Engineering Roles and Responsibilities

Expectations Engineers define what must be preserved for answerability and citation.
Source Document Preparation Engineers script the transformation (Markdown or HTML), verify semantic alignment, and enforce consistency.
Trust Engineers verify each document’s output meets citation and alignment standards.
Integration Engineers ensure chunks are indexed, loaded, and addressable by citation ID.

Why a Script per Document and Not per File Type?

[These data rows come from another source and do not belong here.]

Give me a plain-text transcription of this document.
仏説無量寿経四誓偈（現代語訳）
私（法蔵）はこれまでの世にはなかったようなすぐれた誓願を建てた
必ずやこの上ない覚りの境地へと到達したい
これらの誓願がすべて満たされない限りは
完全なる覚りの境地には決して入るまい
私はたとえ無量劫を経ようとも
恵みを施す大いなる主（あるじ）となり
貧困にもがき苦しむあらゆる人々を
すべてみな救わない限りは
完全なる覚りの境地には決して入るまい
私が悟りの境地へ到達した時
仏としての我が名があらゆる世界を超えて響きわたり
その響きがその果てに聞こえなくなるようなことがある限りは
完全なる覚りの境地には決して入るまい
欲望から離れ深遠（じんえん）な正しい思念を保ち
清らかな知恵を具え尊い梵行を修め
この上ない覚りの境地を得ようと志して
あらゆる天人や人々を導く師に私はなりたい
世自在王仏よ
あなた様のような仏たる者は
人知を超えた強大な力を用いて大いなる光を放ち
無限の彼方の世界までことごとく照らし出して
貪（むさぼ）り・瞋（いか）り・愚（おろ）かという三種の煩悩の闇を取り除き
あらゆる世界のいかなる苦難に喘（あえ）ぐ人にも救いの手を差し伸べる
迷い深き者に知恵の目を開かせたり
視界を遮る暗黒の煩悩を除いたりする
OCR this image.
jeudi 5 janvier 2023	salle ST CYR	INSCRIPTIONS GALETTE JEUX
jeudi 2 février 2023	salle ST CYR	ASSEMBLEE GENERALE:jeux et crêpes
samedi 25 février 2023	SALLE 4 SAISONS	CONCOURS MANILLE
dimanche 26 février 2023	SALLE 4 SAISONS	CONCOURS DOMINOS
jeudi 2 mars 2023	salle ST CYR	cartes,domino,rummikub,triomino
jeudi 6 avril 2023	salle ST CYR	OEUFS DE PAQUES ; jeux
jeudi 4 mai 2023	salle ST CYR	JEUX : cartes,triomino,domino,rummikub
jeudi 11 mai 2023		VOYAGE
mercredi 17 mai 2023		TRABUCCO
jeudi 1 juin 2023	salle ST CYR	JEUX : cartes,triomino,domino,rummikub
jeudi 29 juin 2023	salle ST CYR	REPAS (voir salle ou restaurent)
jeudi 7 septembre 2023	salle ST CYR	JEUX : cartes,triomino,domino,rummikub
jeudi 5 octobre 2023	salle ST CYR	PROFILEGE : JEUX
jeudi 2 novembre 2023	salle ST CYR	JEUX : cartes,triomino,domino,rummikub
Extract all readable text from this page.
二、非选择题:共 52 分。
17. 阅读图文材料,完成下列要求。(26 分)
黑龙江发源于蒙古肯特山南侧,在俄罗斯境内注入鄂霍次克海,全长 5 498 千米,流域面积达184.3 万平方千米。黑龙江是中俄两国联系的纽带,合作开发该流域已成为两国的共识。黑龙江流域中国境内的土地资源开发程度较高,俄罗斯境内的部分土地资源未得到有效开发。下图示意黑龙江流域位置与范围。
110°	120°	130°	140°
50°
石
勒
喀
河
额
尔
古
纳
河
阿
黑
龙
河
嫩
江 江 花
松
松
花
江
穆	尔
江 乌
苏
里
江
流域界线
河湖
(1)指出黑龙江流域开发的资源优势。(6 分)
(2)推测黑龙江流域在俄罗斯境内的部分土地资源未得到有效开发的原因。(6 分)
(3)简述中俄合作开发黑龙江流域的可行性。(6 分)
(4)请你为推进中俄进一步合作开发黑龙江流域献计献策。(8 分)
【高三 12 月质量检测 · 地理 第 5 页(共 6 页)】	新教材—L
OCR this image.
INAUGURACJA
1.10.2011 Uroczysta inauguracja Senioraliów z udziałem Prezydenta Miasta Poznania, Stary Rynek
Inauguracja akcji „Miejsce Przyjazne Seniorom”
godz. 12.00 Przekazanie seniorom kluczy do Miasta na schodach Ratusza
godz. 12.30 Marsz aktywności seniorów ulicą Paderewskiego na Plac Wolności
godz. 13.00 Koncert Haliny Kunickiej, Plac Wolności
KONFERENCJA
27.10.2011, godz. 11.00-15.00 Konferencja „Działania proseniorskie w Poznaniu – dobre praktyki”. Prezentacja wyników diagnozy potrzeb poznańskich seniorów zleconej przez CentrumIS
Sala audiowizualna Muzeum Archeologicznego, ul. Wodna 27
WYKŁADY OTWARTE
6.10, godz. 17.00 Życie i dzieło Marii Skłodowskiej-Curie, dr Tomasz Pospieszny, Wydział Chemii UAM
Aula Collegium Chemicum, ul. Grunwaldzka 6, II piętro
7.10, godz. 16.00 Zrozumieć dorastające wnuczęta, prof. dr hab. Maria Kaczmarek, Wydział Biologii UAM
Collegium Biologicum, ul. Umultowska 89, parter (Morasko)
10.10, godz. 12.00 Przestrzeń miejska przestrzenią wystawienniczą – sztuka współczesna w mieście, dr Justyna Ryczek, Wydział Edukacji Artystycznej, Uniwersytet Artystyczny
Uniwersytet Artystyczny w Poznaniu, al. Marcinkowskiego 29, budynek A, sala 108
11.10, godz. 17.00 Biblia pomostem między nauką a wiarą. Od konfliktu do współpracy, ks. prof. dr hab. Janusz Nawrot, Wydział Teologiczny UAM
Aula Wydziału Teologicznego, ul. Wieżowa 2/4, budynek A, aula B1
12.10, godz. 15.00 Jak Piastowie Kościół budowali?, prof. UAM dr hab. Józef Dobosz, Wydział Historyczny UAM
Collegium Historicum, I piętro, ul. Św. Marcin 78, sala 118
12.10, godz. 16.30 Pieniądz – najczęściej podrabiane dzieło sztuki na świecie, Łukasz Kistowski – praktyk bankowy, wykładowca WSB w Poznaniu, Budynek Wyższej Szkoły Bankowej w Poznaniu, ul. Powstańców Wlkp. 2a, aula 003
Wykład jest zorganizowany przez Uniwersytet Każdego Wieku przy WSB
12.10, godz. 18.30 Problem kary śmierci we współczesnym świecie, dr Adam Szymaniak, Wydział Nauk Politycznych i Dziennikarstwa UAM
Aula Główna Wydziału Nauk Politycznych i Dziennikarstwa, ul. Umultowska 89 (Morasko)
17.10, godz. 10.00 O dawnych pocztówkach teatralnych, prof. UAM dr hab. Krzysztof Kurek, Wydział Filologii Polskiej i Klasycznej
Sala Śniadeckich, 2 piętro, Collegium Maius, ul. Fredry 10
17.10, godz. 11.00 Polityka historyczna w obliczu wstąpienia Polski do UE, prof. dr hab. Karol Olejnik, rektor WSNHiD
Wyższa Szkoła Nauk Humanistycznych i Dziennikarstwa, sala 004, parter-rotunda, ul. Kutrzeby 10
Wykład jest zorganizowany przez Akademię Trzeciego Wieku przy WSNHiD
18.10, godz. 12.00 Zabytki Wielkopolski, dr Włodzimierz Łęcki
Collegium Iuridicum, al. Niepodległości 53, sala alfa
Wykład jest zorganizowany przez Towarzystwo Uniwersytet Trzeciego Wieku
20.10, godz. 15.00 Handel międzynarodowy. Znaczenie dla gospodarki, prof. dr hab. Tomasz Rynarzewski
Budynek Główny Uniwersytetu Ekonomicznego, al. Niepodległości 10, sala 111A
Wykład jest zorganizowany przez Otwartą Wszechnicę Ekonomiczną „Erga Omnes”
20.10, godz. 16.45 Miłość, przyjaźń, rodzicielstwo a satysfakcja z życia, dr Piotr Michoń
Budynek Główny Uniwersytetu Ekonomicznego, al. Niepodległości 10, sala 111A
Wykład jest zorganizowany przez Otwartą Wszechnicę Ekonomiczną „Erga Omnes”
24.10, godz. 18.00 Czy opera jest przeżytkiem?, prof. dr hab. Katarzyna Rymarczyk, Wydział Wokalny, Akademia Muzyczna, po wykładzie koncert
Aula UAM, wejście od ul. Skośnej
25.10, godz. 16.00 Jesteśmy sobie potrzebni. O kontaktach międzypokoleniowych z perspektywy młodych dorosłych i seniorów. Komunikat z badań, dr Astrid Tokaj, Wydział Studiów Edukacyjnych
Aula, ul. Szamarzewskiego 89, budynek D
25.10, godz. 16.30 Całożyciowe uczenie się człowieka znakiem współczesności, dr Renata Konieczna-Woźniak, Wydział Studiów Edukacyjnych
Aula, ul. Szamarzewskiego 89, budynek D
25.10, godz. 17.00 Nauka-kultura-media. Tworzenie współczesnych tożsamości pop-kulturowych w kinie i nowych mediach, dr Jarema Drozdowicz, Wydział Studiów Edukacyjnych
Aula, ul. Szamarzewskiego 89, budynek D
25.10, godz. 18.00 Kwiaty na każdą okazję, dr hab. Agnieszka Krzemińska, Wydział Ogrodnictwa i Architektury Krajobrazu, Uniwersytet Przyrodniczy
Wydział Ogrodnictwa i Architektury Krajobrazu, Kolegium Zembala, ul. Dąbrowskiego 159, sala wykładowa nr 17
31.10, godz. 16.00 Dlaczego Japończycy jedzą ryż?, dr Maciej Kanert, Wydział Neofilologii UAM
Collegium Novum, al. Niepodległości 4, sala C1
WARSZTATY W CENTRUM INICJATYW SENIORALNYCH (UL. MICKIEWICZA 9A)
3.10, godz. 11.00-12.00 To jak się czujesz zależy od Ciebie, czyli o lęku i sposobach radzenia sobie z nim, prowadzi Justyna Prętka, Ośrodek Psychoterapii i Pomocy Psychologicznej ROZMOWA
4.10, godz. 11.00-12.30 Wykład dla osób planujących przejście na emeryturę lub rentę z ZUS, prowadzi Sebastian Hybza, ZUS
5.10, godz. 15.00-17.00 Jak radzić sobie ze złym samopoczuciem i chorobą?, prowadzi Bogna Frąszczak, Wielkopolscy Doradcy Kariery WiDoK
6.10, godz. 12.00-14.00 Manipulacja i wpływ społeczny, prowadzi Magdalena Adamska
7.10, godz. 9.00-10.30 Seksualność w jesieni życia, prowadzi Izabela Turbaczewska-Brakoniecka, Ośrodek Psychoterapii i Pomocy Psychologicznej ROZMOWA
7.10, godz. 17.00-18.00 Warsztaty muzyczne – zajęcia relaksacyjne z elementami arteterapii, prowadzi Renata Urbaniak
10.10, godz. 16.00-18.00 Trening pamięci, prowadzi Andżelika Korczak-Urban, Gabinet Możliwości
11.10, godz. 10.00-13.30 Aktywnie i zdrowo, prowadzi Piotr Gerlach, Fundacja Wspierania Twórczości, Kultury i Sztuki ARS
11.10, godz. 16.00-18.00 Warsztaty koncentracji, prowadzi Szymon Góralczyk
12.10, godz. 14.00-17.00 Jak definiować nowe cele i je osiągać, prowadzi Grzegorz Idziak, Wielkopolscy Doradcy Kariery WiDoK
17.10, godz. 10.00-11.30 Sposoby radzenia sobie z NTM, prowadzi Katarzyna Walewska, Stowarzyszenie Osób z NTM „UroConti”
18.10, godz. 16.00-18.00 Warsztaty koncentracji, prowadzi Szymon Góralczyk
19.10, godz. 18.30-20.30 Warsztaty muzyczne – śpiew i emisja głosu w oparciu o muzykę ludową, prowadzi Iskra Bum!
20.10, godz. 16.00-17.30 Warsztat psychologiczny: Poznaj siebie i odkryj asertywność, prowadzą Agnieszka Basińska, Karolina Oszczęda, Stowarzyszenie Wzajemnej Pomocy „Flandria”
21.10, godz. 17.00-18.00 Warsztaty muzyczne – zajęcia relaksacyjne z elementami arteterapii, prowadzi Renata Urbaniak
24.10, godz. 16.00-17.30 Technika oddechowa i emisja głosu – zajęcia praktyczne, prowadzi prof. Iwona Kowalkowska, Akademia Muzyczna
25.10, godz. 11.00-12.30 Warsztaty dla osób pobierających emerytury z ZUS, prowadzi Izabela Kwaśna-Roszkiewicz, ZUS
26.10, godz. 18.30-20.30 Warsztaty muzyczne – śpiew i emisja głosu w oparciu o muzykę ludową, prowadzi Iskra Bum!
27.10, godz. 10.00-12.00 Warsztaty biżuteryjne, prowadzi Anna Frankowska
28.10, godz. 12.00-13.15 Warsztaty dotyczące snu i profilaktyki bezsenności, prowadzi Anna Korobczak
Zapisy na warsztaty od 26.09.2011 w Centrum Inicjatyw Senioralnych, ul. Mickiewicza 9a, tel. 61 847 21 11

File type is the container; we engineer for knowledge. A “PDF” could be a discharge process or a warranty policy-semantically different artifacts that demand document-specific parsing, provenance, and chunking. We therefore write a custom ingestion script per complex document, independent of whether the output is Markdown or HTML. That discipline yields reliability, explainability, and scalability at inference time: stable identifiers, deterministic chunks, and auditability prevent hallucinations and make citations first-class.

Decision Guide (summary)

Use Markdown + frontmatter when:

Content is straightforward; non-technical teams contribute routinely.
You need fast authoring, transparent diffs, low ceremony, and easy reviews.

Use HTML + metadata when:

You need semantic granularity (e.g., <table> with <thead>/<tbody>/<tfoot>, <figure>/<figcaption>, citations, <time>, marked references).
You require explicit header–cell associations, page anchoring, accessibility semantics, or complex layouts.
You want deep interoperability with DOM tooling and browser-rendered previews.

Neither is categorically “better.” Markdown reduces friction; HTML is the web’s canonical semantic/fidelity layer. Choose the smallest surface that still preserves meaning, auditability, and downstream reliability.